Upaya penghadangan dari massa tandingan yang menamakan diri Gerakan Masyarakat Peduli Rakyat Indonesia (Gempar) terjadi sekitar pukul 11.00 WIB. Saat puluhan massa AMP menuju bundaran Gladak, kelompok massa Gempar sudah siap di dekat patung Slamet Riyadi. Massa Gempar langsung menghadang dan melarang adanya aksi berbau Papua Merdeka.

Tampak anggota Kepolisian Resor Kota (Polresta) Solo berjaga-jaga dengan pentungan dan gas air mata. Mengantisipasi kemungkinan bentrokan fisik di kedua kubu, polisi juga menerjunkan anjing pelacak di lokasi aksi demonstrasi.

Wakil AMP sempat negosiasi cukup lama dengan koordinator Gempar. Namun tak berhasil. Koordinator Gempar, Nuswan tetap bersikeras. Dia bahkan menyatakan, aksi Papua Merdeka ini harus segera dibubarkan.

“Tadi kelompok bayaran hadang kami, targetnya mereka mau gagalkan demo di hari Trikora ini. Sudah negosiasi, tetapi mereka bersikeras. Kami tetap lanjut aksi dengan orasi dan bacakan pernyataan, kemudian doa sebelum bubar,” tutur Ketua AMP Yogyakarta, Jefry Wenda.

Aksi tandingan dari Gempar dinilai tak akan berpengaruh pada komitmen perjuangan bagi Papua. Bagi AMP, apapun tindakan massa bayaran tak akan pernah runtuhkan semangat juang. “Biarkan saja, mereka hanya dibayar untuk memenuhi kebutuhan keluarga. Tidak ada efek bagi kami, Papua,” ujarnya.

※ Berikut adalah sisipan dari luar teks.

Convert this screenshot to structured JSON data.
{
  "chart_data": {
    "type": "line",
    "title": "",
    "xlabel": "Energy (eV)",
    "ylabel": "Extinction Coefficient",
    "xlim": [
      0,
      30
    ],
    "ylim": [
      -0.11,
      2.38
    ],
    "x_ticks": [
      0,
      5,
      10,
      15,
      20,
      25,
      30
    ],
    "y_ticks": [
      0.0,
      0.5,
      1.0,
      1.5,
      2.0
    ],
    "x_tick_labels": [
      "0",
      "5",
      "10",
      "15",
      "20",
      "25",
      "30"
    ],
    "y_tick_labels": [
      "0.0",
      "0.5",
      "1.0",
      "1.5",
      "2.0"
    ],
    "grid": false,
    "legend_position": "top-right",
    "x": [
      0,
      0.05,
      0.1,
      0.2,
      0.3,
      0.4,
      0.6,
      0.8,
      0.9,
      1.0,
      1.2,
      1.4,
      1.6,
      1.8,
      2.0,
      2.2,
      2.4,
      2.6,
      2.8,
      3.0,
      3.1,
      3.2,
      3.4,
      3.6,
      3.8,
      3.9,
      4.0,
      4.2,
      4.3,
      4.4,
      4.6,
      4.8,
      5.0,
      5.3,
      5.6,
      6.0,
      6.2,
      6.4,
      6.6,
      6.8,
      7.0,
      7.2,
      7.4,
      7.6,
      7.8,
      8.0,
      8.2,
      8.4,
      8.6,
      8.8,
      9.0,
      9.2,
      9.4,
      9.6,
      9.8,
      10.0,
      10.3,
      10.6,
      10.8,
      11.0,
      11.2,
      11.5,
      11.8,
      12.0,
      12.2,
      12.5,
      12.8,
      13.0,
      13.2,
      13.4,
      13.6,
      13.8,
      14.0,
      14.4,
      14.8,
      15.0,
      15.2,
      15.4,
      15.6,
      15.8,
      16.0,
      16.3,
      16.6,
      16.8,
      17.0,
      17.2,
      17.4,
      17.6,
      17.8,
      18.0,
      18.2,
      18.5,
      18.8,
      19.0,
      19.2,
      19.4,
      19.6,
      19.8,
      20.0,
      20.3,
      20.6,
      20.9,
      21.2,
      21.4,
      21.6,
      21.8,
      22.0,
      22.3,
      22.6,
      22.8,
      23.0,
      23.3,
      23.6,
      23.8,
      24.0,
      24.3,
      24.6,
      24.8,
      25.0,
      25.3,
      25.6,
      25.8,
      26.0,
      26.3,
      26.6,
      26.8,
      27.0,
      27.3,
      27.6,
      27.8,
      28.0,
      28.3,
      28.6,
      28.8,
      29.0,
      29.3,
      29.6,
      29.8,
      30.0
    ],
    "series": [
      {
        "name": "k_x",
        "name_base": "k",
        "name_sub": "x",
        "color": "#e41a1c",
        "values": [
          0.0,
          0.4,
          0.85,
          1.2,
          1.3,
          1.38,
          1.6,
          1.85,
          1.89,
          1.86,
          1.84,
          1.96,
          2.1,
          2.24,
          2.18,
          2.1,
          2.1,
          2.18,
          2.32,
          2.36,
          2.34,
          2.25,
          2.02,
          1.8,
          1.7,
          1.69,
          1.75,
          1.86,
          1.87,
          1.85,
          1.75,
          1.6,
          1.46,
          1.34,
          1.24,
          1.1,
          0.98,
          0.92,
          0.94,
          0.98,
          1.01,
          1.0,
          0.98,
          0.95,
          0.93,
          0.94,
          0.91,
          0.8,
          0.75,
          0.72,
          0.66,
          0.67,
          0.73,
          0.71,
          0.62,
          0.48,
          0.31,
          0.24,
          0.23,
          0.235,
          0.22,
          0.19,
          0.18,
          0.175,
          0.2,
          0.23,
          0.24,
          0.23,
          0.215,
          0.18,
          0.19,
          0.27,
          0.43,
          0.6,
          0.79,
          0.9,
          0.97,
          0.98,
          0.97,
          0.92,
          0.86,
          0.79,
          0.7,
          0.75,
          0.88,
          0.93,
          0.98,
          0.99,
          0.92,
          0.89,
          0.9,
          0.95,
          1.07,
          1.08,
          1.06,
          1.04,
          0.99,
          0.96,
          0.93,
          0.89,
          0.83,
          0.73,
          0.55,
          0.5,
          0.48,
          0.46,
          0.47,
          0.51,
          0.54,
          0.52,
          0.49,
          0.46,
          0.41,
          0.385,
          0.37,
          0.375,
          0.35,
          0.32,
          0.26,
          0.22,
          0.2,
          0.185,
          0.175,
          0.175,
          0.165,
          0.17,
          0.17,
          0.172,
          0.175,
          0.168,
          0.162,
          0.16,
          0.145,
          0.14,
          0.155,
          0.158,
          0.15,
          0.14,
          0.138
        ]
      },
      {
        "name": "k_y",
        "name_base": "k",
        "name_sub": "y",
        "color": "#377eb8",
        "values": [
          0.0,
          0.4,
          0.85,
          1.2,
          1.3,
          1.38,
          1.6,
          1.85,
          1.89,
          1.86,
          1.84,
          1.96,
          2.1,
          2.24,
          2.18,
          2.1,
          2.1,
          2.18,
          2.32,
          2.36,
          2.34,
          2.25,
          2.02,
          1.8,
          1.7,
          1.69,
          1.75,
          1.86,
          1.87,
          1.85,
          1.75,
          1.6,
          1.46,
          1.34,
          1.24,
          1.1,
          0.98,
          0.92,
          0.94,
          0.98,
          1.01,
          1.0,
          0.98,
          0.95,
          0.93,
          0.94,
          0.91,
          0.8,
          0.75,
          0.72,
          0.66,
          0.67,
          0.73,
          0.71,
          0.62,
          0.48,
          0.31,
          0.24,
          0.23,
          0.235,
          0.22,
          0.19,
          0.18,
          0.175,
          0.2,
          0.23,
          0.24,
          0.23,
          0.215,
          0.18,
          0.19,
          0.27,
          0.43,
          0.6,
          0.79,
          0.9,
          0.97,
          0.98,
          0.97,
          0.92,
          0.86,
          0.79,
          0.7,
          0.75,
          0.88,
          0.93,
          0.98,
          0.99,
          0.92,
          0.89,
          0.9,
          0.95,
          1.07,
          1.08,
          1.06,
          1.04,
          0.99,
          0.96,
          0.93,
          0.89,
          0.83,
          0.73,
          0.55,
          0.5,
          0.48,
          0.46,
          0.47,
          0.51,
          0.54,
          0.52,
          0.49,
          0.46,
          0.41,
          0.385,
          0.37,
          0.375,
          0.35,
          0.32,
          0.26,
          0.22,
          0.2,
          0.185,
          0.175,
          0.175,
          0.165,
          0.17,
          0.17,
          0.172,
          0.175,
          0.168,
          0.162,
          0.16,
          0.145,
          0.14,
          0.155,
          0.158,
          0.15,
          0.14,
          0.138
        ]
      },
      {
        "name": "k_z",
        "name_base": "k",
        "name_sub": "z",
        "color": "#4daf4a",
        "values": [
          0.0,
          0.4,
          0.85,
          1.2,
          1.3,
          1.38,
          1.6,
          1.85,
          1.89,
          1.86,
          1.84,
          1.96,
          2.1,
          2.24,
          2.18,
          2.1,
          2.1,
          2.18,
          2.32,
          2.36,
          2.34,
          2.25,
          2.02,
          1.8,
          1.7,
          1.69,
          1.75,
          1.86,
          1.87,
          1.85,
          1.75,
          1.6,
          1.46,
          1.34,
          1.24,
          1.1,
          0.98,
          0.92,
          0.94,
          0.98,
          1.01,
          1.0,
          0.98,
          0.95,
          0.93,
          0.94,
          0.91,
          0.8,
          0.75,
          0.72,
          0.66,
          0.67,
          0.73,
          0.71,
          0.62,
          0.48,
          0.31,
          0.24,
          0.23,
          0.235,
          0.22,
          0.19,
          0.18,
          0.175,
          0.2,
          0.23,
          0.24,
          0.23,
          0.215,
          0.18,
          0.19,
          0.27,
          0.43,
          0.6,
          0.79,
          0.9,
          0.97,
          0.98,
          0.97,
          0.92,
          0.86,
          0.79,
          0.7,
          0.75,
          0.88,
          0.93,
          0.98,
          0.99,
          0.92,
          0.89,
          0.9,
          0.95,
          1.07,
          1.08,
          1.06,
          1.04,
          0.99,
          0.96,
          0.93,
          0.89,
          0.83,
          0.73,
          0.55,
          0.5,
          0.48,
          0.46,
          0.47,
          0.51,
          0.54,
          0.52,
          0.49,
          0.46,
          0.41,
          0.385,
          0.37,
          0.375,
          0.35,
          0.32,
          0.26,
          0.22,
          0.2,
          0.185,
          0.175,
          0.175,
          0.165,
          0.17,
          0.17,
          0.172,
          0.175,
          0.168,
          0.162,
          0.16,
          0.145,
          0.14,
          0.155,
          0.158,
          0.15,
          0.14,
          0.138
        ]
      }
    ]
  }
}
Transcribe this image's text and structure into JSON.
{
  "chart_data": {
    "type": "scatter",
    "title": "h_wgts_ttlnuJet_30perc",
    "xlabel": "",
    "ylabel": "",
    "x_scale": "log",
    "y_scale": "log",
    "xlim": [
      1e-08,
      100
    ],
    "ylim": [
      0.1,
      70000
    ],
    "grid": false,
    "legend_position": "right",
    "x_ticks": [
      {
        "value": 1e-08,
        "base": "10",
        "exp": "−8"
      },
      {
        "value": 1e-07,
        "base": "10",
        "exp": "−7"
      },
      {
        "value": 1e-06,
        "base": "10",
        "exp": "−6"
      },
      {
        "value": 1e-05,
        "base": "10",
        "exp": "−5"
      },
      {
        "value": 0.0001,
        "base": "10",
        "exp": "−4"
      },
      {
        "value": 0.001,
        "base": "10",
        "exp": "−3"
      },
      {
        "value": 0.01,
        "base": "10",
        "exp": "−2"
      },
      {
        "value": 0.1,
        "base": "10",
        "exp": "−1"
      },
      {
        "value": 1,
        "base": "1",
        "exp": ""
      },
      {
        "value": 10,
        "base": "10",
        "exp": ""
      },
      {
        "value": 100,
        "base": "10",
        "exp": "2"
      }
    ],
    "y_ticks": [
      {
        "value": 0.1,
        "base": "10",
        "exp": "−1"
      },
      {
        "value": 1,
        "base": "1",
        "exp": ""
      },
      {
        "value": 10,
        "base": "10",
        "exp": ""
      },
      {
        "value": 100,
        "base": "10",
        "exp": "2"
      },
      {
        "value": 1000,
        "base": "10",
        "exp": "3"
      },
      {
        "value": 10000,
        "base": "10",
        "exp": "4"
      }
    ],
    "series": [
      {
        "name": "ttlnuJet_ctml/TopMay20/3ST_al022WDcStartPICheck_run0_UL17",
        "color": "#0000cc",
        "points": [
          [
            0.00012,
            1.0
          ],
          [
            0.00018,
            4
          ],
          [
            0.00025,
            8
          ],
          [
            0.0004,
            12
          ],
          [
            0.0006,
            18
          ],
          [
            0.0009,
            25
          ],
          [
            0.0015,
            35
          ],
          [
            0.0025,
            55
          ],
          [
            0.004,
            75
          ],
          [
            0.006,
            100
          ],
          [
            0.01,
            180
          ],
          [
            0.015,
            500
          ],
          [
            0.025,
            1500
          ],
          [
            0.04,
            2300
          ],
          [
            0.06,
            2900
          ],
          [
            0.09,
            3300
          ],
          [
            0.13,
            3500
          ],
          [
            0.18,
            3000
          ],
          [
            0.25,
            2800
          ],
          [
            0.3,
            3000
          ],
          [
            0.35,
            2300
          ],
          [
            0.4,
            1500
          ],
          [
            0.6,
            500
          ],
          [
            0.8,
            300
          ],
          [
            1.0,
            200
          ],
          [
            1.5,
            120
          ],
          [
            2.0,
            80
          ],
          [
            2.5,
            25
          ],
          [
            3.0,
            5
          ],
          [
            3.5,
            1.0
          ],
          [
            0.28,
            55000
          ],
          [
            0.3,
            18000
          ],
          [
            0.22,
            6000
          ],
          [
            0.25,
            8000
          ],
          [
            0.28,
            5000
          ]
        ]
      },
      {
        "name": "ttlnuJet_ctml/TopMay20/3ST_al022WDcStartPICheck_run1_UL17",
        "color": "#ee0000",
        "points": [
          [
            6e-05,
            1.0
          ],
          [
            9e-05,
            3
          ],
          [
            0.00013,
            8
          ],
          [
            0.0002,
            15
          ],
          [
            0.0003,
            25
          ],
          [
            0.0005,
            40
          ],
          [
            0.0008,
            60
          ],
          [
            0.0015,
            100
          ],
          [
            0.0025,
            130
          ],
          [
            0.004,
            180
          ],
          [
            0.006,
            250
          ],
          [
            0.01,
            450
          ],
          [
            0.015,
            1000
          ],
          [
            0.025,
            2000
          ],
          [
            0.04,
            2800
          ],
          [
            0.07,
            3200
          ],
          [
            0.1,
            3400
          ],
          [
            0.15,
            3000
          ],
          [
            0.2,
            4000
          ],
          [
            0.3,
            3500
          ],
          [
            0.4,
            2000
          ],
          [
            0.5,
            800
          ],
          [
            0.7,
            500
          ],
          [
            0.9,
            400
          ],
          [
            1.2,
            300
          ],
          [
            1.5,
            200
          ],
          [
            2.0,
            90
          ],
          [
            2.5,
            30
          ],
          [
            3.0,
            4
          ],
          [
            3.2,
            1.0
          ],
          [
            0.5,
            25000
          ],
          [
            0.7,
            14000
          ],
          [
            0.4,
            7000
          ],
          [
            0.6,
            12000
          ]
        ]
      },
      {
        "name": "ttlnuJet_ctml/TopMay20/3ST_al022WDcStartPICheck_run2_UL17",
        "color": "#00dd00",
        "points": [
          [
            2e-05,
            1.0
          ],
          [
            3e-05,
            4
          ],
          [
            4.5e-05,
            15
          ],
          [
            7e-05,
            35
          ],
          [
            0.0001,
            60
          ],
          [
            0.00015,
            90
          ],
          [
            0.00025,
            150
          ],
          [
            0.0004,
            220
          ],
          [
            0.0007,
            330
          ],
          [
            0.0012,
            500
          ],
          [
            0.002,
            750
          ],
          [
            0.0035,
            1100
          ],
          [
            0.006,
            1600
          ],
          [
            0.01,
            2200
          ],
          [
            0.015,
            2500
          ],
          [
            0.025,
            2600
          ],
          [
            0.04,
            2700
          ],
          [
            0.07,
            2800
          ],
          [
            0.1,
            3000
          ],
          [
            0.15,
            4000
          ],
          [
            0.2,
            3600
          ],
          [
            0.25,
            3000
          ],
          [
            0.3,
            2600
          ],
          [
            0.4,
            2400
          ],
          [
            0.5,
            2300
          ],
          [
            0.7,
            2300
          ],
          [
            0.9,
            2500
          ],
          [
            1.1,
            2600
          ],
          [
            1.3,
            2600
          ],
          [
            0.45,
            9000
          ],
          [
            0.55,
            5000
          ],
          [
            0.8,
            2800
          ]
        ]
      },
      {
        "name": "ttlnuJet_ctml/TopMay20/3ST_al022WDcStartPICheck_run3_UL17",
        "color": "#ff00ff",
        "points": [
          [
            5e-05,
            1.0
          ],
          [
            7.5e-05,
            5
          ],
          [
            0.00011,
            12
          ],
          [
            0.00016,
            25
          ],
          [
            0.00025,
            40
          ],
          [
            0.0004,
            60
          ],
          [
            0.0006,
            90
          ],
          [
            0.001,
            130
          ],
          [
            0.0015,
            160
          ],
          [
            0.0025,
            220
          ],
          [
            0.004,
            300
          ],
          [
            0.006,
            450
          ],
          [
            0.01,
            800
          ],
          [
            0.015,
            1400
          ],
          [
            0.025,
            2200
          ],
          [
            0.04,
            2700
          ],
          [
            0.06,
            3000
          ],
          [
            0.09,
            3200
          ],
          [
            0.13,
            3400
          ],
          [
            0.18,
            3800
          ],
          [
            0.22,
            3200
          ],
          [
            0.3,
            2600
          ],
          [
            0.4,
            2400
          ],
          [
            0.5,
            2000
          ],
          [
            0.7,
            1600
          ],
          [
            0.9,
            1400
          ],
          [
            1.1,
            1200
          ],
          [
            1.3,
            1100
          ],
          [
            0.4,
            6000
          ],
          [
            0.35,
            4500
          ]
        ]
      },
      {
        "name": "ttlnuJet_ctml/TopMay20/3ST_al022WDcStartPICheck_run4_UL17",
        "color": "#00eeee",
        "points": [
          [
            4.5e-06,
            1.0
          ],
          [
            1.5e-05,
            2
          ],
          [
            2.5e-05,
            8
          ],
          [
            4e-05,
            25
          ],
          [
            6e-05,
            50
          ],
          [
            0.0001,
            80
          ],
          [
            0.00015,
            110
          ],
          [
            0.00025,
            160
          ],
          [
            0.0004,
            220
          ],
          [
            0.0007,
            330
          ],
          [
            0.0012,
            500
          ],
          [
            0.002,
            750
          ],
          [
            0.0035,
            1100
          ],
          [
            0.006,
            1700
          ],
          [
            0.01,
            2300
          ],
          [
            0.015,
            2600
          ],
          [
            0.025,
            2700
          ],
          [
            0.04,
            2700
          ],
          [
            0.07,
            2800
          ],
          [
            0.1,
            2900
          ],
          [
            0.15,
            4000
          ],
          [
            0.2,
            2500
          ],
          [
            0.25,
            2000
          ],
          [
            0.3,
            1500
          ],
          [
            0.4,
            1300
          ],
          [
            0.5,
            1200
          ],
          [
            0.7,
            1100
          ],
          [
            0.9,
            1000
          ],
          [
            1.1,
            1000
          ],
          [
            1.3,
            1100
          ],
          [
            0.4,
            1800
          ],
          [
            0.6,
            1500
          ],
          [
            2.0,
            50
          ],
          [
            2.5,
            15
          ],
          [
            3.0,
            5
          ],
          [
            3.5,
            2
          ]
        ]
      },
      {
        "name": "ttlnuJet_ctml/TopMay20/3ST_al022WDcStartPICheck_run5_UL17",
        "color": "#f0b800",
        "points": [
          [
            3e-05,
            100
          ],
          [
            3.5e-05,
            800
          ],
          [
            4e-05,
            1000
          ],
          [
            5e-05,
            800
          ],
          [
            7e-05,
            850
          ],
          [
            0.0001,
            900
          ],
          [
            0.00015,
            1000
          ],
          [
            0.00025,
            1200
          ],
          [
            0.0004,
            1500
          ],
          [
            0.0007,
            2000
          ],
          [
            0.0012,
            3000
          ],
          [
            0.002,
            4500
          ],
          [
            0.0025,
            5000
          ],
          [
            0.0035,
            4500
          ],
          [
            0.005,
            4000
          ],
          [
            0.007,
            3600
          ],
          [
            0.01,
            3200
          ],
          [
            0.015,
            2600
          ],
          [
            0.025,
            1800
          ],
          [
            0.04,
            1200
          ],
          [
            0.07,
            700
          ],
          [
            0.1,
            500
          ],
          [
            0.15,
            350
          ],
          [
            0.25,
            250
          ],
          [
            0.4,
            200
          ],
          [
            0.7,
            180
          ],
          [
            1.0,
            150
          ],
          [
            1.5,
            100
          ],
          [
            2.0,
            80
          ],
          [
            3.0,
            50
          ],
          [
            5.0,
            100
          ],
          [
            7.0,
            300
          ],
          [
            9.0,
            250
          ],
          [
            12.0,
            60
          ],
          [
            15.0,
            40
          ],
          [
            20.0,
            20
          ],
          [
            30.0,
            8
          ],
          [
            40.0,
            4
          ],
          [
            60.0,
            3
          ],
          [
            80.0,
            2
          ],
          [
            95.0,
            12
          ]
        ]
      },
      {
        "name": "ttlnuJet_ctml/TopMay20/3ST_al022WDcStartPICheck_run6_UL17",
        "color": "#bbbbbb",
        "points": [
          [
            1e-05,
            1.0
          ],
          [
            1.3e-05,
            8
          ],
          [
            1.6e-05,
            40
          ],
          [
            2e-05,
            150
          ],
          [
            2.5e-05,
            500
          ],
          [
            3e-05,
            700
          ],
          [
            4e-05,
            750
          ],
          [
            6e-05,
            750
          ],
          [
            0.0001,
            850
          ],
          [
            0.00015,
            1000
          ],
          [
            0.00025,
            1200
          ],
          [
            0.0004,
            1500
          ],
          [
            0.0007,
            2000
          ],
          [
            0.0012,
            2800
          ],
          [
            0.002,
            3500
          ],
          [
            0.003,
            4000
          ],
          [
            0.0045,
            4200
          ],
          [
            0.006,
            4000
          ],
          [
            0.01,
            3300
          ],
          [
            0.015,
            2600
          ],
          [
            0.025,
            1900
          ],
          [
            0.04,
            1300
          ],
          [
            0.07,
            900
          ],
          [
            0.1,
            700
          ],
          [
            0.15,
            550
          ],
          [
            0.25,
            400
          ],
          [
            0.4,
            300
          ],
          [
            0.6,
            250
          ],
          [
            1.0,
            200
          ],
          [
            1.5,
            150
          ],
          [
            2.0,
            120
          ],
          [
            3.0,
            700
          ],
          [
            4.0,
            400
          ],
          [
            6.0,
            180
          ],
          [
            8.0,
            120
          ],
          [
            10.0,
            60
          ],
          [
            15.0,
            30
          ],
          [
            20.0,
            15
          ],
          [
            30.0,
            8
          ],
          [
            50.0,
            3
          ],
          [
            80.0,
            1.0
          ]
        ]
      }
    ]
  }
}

Aksi massa Papua yang dimulai sekira pukul 9 pagi diawali dari Jalan Slamet Riyadi itu berlangsung aman, walau akhirnya dihadang kelompok Gempar.

“Aksi kali ini kami lakukan untuk menuntut Indonesia  beri kebebasan bagi bangsa Papua menentukan masa depan yang lebih baik. Hari ini juga bertepatan 52 tahun Trikora dikumandangkan di Alun-alun Utara Yogyakarta, proses integrasi Papua ilegal dengan infasi militer dan penjajahan terhadap rakyat Papua yang belum berakhir hingga sekarang,” tutur salah satu orator.

Tercatat dalam sejarah Indonesia, Soekarno mengumandangkan Trikora pada 19 Desember 1961. Isi Trikora, 1) Gagalkan pembentukan ‘Negara Papua’ buatan Belanda; 2) Kibarkan sang Merah Putih di seluruh Irian Barat tanah air Indonesia; dan 3) Bersiaplah untuk mobilisasi umum guna mempertahankan kemerdekaan dan kesatuan tanah air dan bangsa. Lahirnya Trikora dinilai awal babak penjajahan dan pencaplokan yang dilakukan Indonesia atas bangsa Papua.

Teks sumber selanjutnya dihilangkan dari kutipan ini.